The FDA is ignoring history when it says CBD is a "new drug". CBD was an ingredient of Extract of Cannabis, a formulation in the US Pharmacopia dating back to 1851.
 

The fight against hemp, marijuana, cannabis continues.

https://mjbizdaily.com/congress-members-defend-cbd-blast-deas-hemp-decision/

Congress members defend CBD, blast DEA’s hemp decision

Published January 12, 2018 | By Kristen Nichols

In a bold show of support for the hemp industry and CBD, 28 members of Congress are asking a federal appeals court to reject the Drug Enforcement Administration’s argument that cannabidiol is a Schedule 1 drug.

The Congress members filed the brief Thursday in conjunction with a pending lawsuit against the DEA.

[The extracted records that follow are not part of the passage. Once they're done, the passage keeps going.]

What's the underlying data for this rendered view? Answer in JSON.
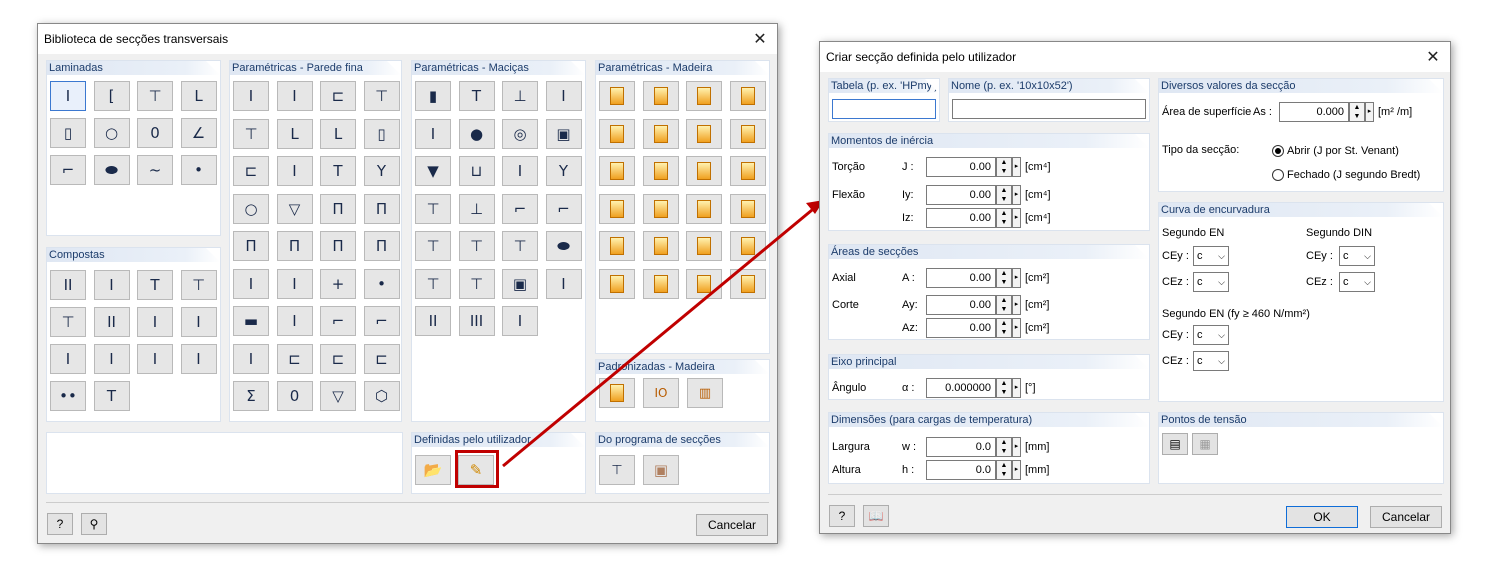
{
  "lib": {
    "title": "Biblioteca de secções transversais",
    "groups": {
      "laminadas": "Laminadas",
      "parede_fina": "Paramétricas - Parede fina",
      "macicas": "Paramétricas - Maciças",
      "madeira": "Paramétricas - Madeira",
      "compostas": "Compostas",
      "padronizadas": "Padronizadas - Madeira",
      "definidas": "Definidas pelo utilizador",
      "programa": "Do programa de secções"
    },
    "cancel": "Cancelar"
  },
  "laminadas": [
    "I",
    "[",
    "⊤",
    "L",
    "▯",
    "○",
    "0",
    "∠",
    "⌐",
    "⬬",
    "~",
    "•"
  ],
  "parede_fina": [
    "I",
    "I",
    "⊏",
    "⊤",
    "⊤",
    "L",
    "L",
    "▯",
    "⊏",
    "I",
    "T",
    "Y",
    "○",
    "▽",
    "Π",
    "Π",
    "Π",
    "Π",
    "Π",
    "Π",
    "I",
    "I",
    "+",
    "•",
    "▬",
    "I",
    "⌐",
    "⌐",
    "I",
    "⊏",
    "⊏",
    "⊏",
    "Σ",
    "0",
    "▽",
    "⬡"
  ],
  "compostas": [
    "II",
    "I",
    "T",
    "⊤",
    "⊤",
    "II",
    "I",
    "I",
    "I",
    "I",
    "I",
    "I",
    "••",
    "T"
  ],
  "macicas": [
    "▮",
    "T",
    "⊥",
    "I",
    "I",
    "●",
    "◎",
    "▣",
    "▼",
    "⊔",
    "I",
    "Y",
    "⊤",
    "⊥",
    "⌐",
    "⌐",
    "⊤",
    "⊤",
    "⊤",
    "⬬",
    "⊤",
    "⊤",
    "▣",
    "I",
    "II",
    "III",
    "I"
  ],
  "madeira_count": 24,
  "user": {
    "title": "Criar secção definida pelo utilizador",
    "tabela_label": "Tabela (p. ex. 'HPmy')",
    "nome_label": "Nome (p. ex. '10x10x52')",
    "tabela_value": "",
    "nome_value": "",
    "inercia": {
      "header": "Momentos de inércia",
      "torcao": "Torção",
      "J": "J :",
      "flexao": "Flexão",
      "Iy": "Iy:",
      "Iz": "Iz:",
      "J_val": "0.00",
      "Iy_val": "0.00",
      "Iz_val": "0.00",
      "unit": "[cm⁴]"
    },
    "areas": {
      "header": "Áreas de secções",
      "axial": "Axial",
      "A": "A :",
      "corte": "Corte",
      "Ay": "Ay:",
      "Az": "Az:",
      "A_val": "0.00",
      "Ay_val": "0.00",
      "Az_val": "0.00",
      "unit": "[cm²]"
    },
    "eixo": {
      "header": "Eixo principal",
      "angulo": "Ângulo",
      "alpha": "α :",
      "val": "0.000000",
      "unit": "[°]"
    },
    "dim": {
      "header": "Dimensões (para cargas de temperatura)",
      "largura": "Largura",
      "w": "w :",
      "altura": "Altura",
      "h": "h :",
      "w_val": "0.0",
      "h_val": "0.0",
      "unit": "[mm]"
    },
    "diversos": {
      "header": "Diversos valores da secção",
      "area_sup": "Área de superfície",
      "As": "As :",
      "As_val": "0.000",
      "As_unit": "[m² /m]",
      "tipo": "Tipo da secção:",
      "abrir": "Abrir (J por St. Venant)",
      "fechado": "Fechado (J segundo Bredt)"
    },
    "curva": {
      "header": "Curva de encurvadura",
      "en": "Segundo EN",
      "din": "Segundo DIN",
      "cey": "CEy :",
      "cez": "CEz :",
      "val": "c",
      "en460": "Segundo EN (fy ≥ 460 N/mm²)"
    },
    "pontos": {
      "header": "Pontos de tensão"
    },
    "ok": "OK",
    "cancel": "Cancelar"
  },
  "colors": {
    "accent": "#3b78d0",
    "arrow": "#c00000",
    "header_text": "#1c3c6b"
  }
}
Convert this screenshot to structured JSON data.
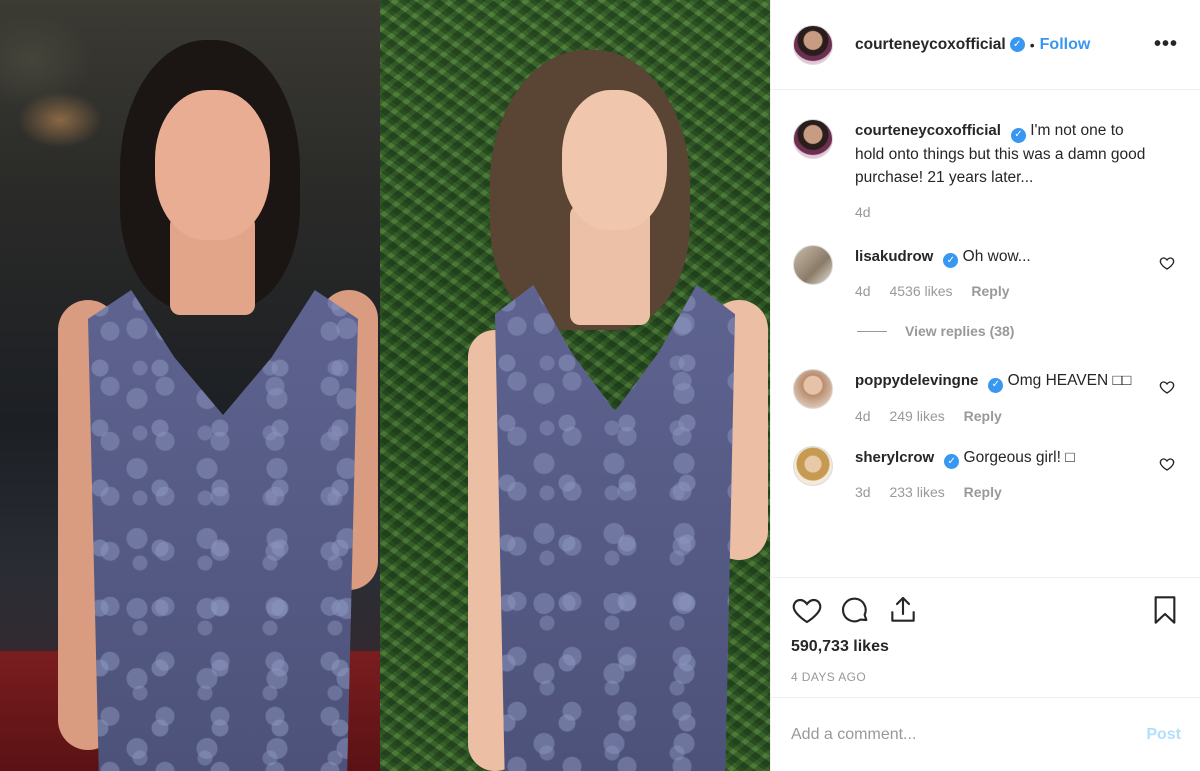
{
  "header": {
    "username": "courteneycoxofficial",
    "separator": "•",
    "follow_label": "Follow",
    "more_label": "•••",
    "verified_mark": "✓"
  },
  "caption": {
    "username": "courteneycoxofficial",
    "text": "I'm not one to hold onto things but this was a damn good purchase! 21 years later...",
    "age": "4d"
  },
  "comments": [
    {
      "username": "lisakudrow",
      "text": "Oh wow...",
      "age": "4d",
      "likes": "4536 likes",
      "reply": "Reply",
      "view_replies": "View replies (38)"
    },
    {
      "username": "poppydelevingne",
      "text": "Omg HEAVEN □□",
      "age": "4d",
      "likes": "249 likes",
      "reply": "Reply"
    },
    {
      "username": "sherylcrow",
      "text": "Gorgeous girl! □",
      "age": "3d",
      "likes": "233 likes",
      "reply": "Reply"
    }
  ],
  "actions": {
    "icons": [
      "heart-icon",
      "comment-icon",
      "share-icon",
      "bookmark-icon"
    ],
    "likes": "590,733 likes",
    "posted": "4 DAYS AGO"
  },
  "add_comment": {
    "placeholder": "Add a comment...",
    "post_label": "Post"
  },
  "colors": {
    "accent": "#3897f0",
    "post_disabled": "#b2dffc",
    "muted": "#999999",
    "text": "#262626"
  }
}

The 9th Circuit Court of Appeals is set to hear arguments in the case Feb. 15.

The Congress members – 22 Democrats and six Republicans – argue that the DEA is “blatantly contrary” to the 2014 Farm Bill when it argues that CBD is a marijuana extract and therefore illegal.

“The Farm Bill’s definition of industrial hemp includes any part of the plant, including the flower,” the Congress members argue in the brief.

The members conclude that the federal agency’s rule about CBD was an “abuse of DEA’s administrative procedure and rulemaking authority.”

The lawyer who wrote the brief for the Congress members, Steven Cash, told Marijuana Business Daily that Congress members took the extraordinary step of weighing in on the lawsuit in hopes of seeing the courts resolve the conflict between the Farm Bill and the DEA’s interpretation on the Controlled Substances Act.

“Apart from arguing about the relative benefits, flaws and dangers of medical marijuana and hemp, it appears we’re going to solve this (conflict) through traditional avenues, the courts,” Cash said.

The DEA said in late 2016 that because CBD cannot be easily extracted from non-flower parts of the cannabis plant, CBD should be considered a controlled substance. The decision brought a hasty lawsuit from the Hemp Industries Association and a CBD business.

A lawyer for the hemp companies says the brief will show judges that Congress understood what it was doing when it authorized hemp production, meaning not just the stalks and seeds but the whole plant.

“Congress has spoken, yet again,” Bob Hoban said in a statement. “The industrial hemp industry has seen exponential growth … and this case represents the most significant challenge the U.S. hemp industry has seen to date.”